Philomena(1/26/2014)

1-26-2014Philomena

Every year I try pretty hard to see all the movies that are likely to be Best Picture nominees before the nominations are announced.  I don’t do this just to have bragging rights; I do it because I know that more often than not my knowledge that something is an Oscar nominee will have an effect on how I watch the film.  Specifically I want to avoid situations like what happened in 2008 where I had to go see The Reader half out of obligation and spent the whole movie thinking “why the hell did this thing take up the nomination slot that The Dark Knight, The Wrestler, or Rachel Getting Married should have taken.”  It wasn’t an overly fair mindset approach that film with and while I did ultimately give it a marginally positive review I still wonder if I would have liked it a lot better under different circumstances.  Well, history has repeated itself and a film that I had dismissed as minor has once again gotten a surprise nomination that I went to with complete skepticism.  This time around that film is a low-key British drama called Philomena.

The film’s basic set up is oddly similar to, of all things, The Girl With the Dragon Tattoo.  Both films are about disgraced professionals who, out of desperation, decide to conduct journalistic investigations that they weren’t otherwise interested in only to discover that the case they’ve stumbled upon is far more interesting than they would have otherwise suspected.  The similarities end there I suppose because rather than stumbling upon a sordid series of murders and disappearances the reluctant hero here, a former journalist turned former politician turned journalist again named Martin Sixsmith (Steve Coogan), runs into an old Irish woman looking for her long lost son.  That woman is the title character, Philomena Lee (Judi Dench), who was forced to give her child up for adoption at one of the Magdalene Asylums back when the Catholic Church more or less ran things in Ireland.  These were institutions where unmarried pregnant women were sent, forced to work for four years in order to pay for the expense, and then forced to give up their child, all while being treated like crap by the holier than thou nuns running the places.  Thinking that this has the makings of a good article, Sixsmith offers to help track down Philomena’s son, who would be in his fifties at this point.  This trail eventually leads them to the United States where these two rather different people must track down this missing son together.

The character of Martin Sixsmith is obviously meant to be an audience surrogate, and he’s a better one than most.  Usually characters like these just sort of exist to be sort of a blank slate, but Sixsmith bucks this trend by being a skeptical snob who thinks he’s above the film that he’s in the middle of in.  People like me, who go into the films expecting it to be a hallmark card masquerading as Oscar-bait, will instantly relate to him.  When Sixsmith first hears about Philomena’s case he says it sounds like a human interest story, a form of journalism he (accurately) claims is “a euphemism for stories about vulnerable, weak-minded, ignorant, people to fill up the pages of newspapers read by vulnerable, weak-minded, ignorant people.”  In doing so he establishes the central question at the center of the film: “is Philomena Lee’s story really important in the grand scheme of things or is it just being told to make its audience feel good about the fact that they’re collectively making the poor old woman at its center queen for the day?”  Bu the end of the film, Sixsmith certainly comes to think it’s the former.  I’m not so sure about that, but I do admire that this is a film that at least bothers to ask the question in the first place.
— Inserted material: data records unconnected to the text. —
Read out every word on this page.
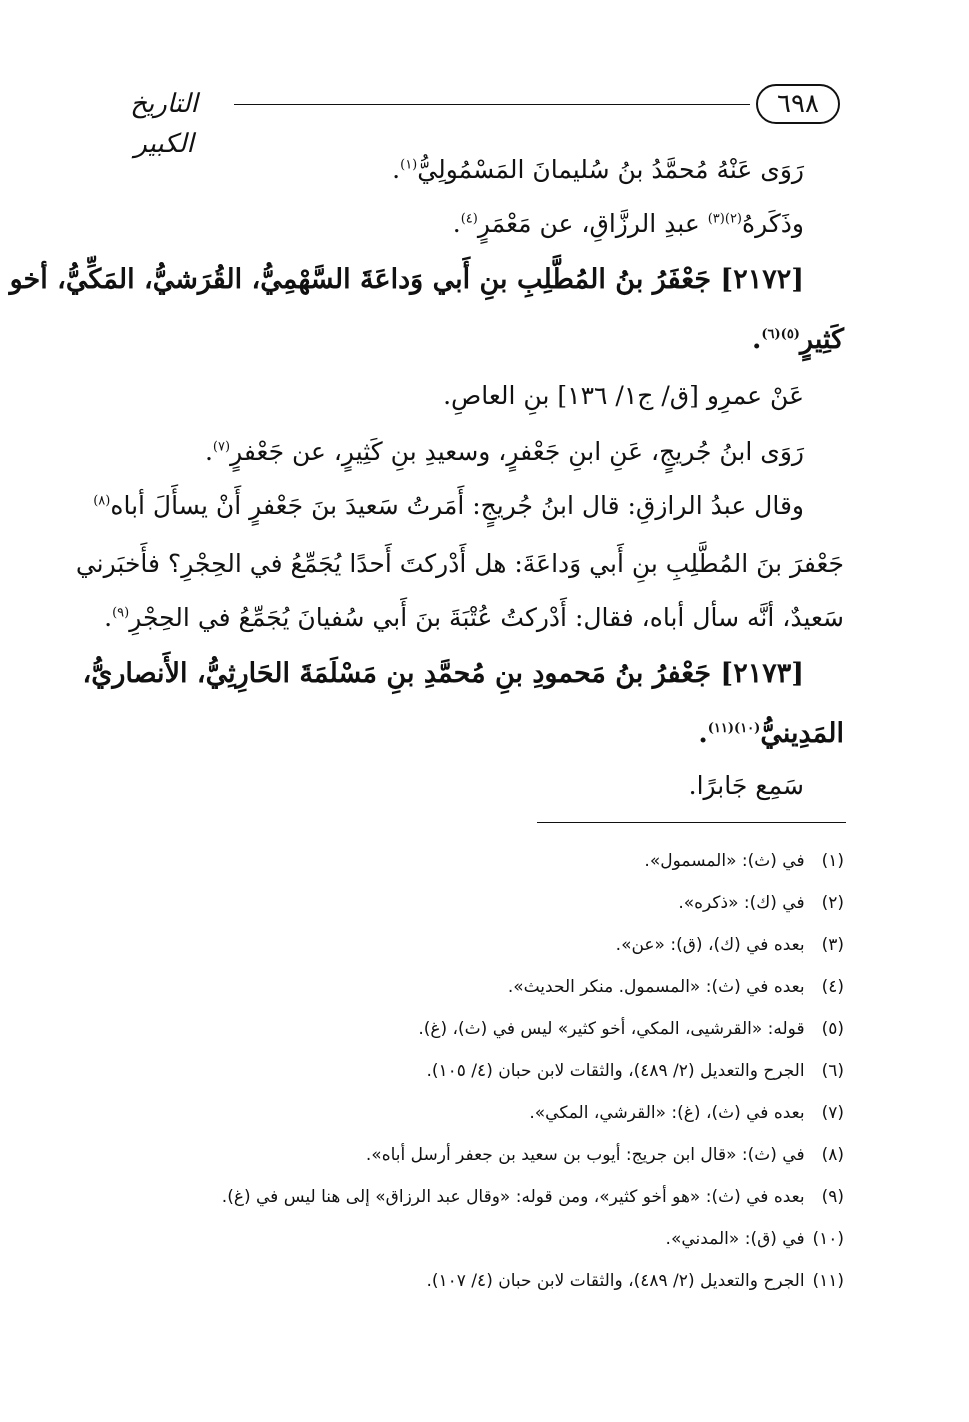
التاريخ الكبير
٦٩٨
رَوَى عَنْهُ مُحمَّدُ بنُ سُليمانَ المَسْمُولِيُّ$^{(١)}$.
وذَكَرهُ$^{(٢)(٣)}$ عبدِ الرزَّاقِ، عن مَعْمَرٍ$^{(٤)}$.
[٢١٧٢] جَعْفَرُ بنُ المُطَّلِبِ بنِ أَبي وَداعَةَ السَّهْمِيُّ، القُرَشيُّ، المَكِّيُّ، أخو
كَثِيرٍ$^{(٥)(٦)}$.
عَنْ عمرِو [ق/ ج١/ ١٣٦] بنِ العاصِ.
رَوَى ابنُ جُريجٍ، عَنِ ابنِ جَعْفرٍ، وسعيدِ بنِ كَثِيرٍ، عن جَعْفرٍ$^{(٧)}$.
وقال عبدُ الرازقِ: قال ابنُ جُريجٍ: أَمَرتُ سَعيدَ بنَ جَعْفرٍ أَنْ يسأَلَ أباه$^{(٨)}$
جَعْفرَ بنَ المُطَّلِبِ بنِ أَبي وَداعَةَ: هل أَدْركتَ أَحدًا يُجَمِّعُ في الحِجْرِ؟ فأَخبَرني
سَعيدٌ، أنَّه سأل أباه، فقال: أَدْركتُ عُتْبَةَ بنَ أَبي سُفيانَ يُجَمِّعُ في الحِجْرِ$^{(٩)}$.
[٢١٧٣] جَعْفرُ بنُ مَحمودِ بنِ مُحمَّدِ بنِ مَسْلَمَةَ الحَارِثِيُّ، الأَنصاريُّ،
المَدِينيُّ$^{(١٠)(١١)}$.
سَمِع جَابرًا.
(١) في (ث): «المسمول».
(٢) في (ك): «ذكره».
(٣) بعده في (ك)، (ق): «عن».
(٤) بعده في (ث): «المسمول. منكر الحديث».
(٥) قوله: «القرشيى، المكي، أخو كثير» ليس في (ث)، (غ).
(٦) الجرح والتعديل (٢/ ٤٨٩)، والثقات لابن حبان (٤/ ١٠٥).
(٧) بعده في (ث)، (غ): «القرشي، المكي».
(٨) في (ث): «قال ابن جريج: أيوب بن سعيد بن جعفر أرسل أباه».
(٩) بعده في (ث): «هو أخو كثير»، ومن قوله: «وقال عبد الرزاق» إلى هنا ليس في (غ).
(١٠) في (ق): «المدني».
(١١) الجرح والتعديل (٢/ ٤٨٩)، والثقات لابن حبان (٤/ ١٠٧).
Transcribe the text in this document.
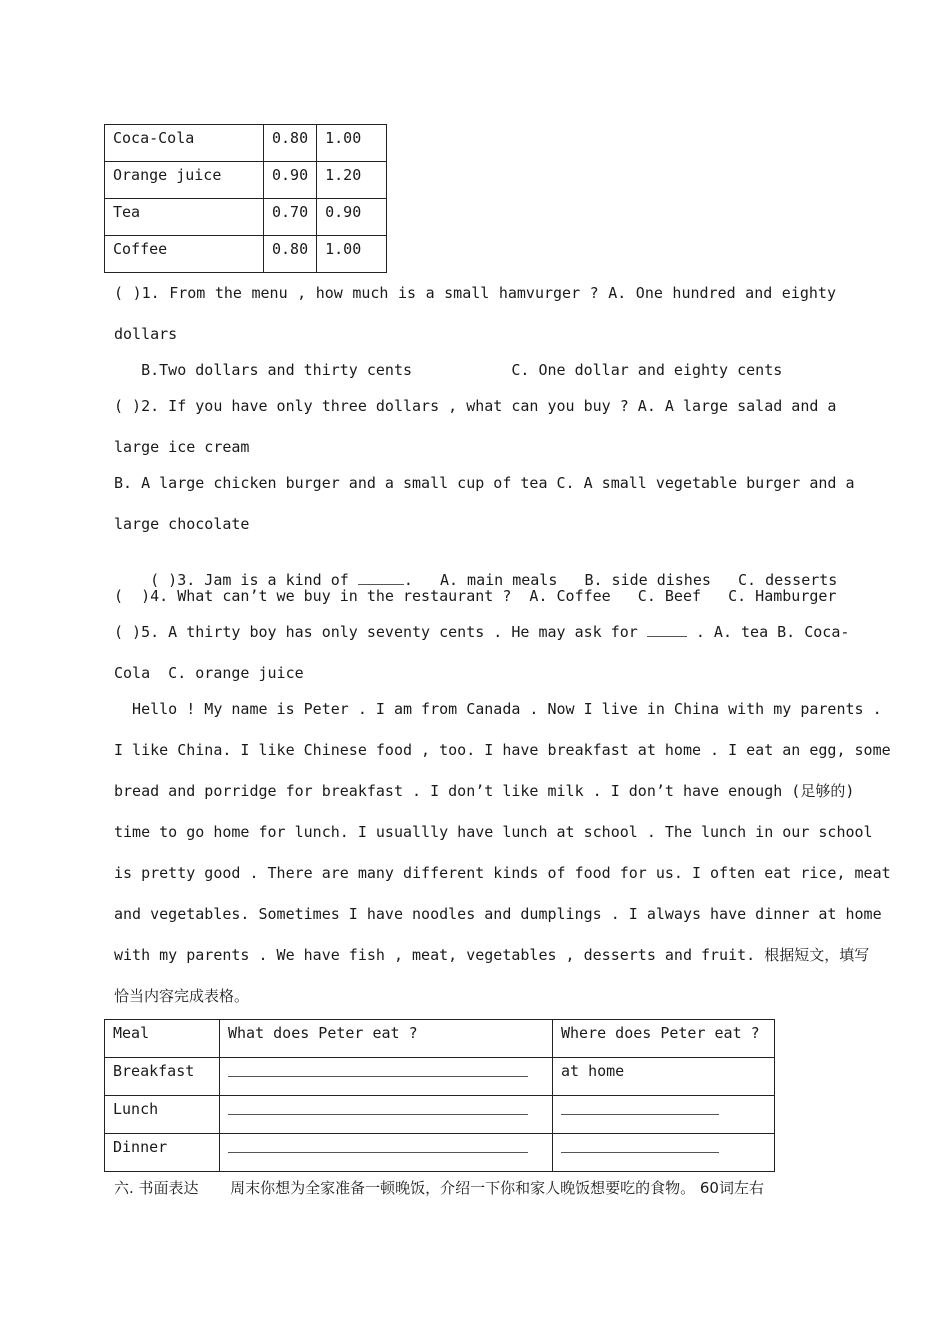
Coca-Cola	0.80	1.00
Orange juice	0.90	1.20
Tea	0.70	0.90
Coffee	0.80	1.00
( )1. From the menu , how much is a small hamvurger ? A. One hundred and eighty
dollars
B.Two dollars and thirty cents           C. One dollar and eighty cents
( )2. If you have only three dollars , what can you buy ? A. A large salad and a
large ice cream
B. A large chicken burger and a small cup of tea C. A small vegetable burger and a
large chocolate

( )3. Jam is a kind of	.   A. main meals   B. side dishes   C. desserts

(  )4. What can’t we buy in the restaurant ?  A. Coffee   C. Beef   C. Hamburger
( )5. A thirty boy has only seventy cents . He may ask for	. A. tea B. Coca-
Cola  C. orange juice
Hello ! My name is Peter . I am from Canada . Now I live in China with my parents .
I like China. I like Chinese food , too. I have breakfast at home . I eat an egg, some
bread and porridge for breakfast . I don’t like milk . I don’t have enough (足够的)
time to go home for lunch. I usuallly have lunch at school . The lunch in our school
is pretty good . There are many different kinds of food for us. I often eat rice, meat
and vegetables. Sometimes I have noodles and dumplings . I always have dinner at home
with my parents . We have fish , meat, vegetables , desserts and fruit. 根据短文，填写
恰当内容完成表格。
Meal	What does Peter eat ?	Where does Peter eat ?
Breakfast		at home
Lunch		
Dinner		
六. 书面表达 周末你想为全家准备一顿晚饭，介绍一下你和家人晚饭想要吃的食物。 60词左右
Philomena herself couldn’t be more different from Sixsmith.    She’s a soft spoken though not overly somber person who isn’t overly cultured, but who does have the capacity to surprise the audience at times.  Needless to say her personality grates on Sixsmith at times and Sixsmith’s occasional rudeness is sometimes off-putting to Lee.  So, in many ways this is a traditional example of a movie where two people come to respect one-another over the course of a road trip.  The specific personalities here are somewhat different from the norm though, so it mostly works.  When the film ended I was ultimately a lot more enticed by the two characters than I was by this particular story of injustice.  At the end of the day, I pretty much do regard this film with about the same amount of respect that I regard a “human interest story,” which is to say I see it, it makes me go “hmmmm,” and then I never think about it again.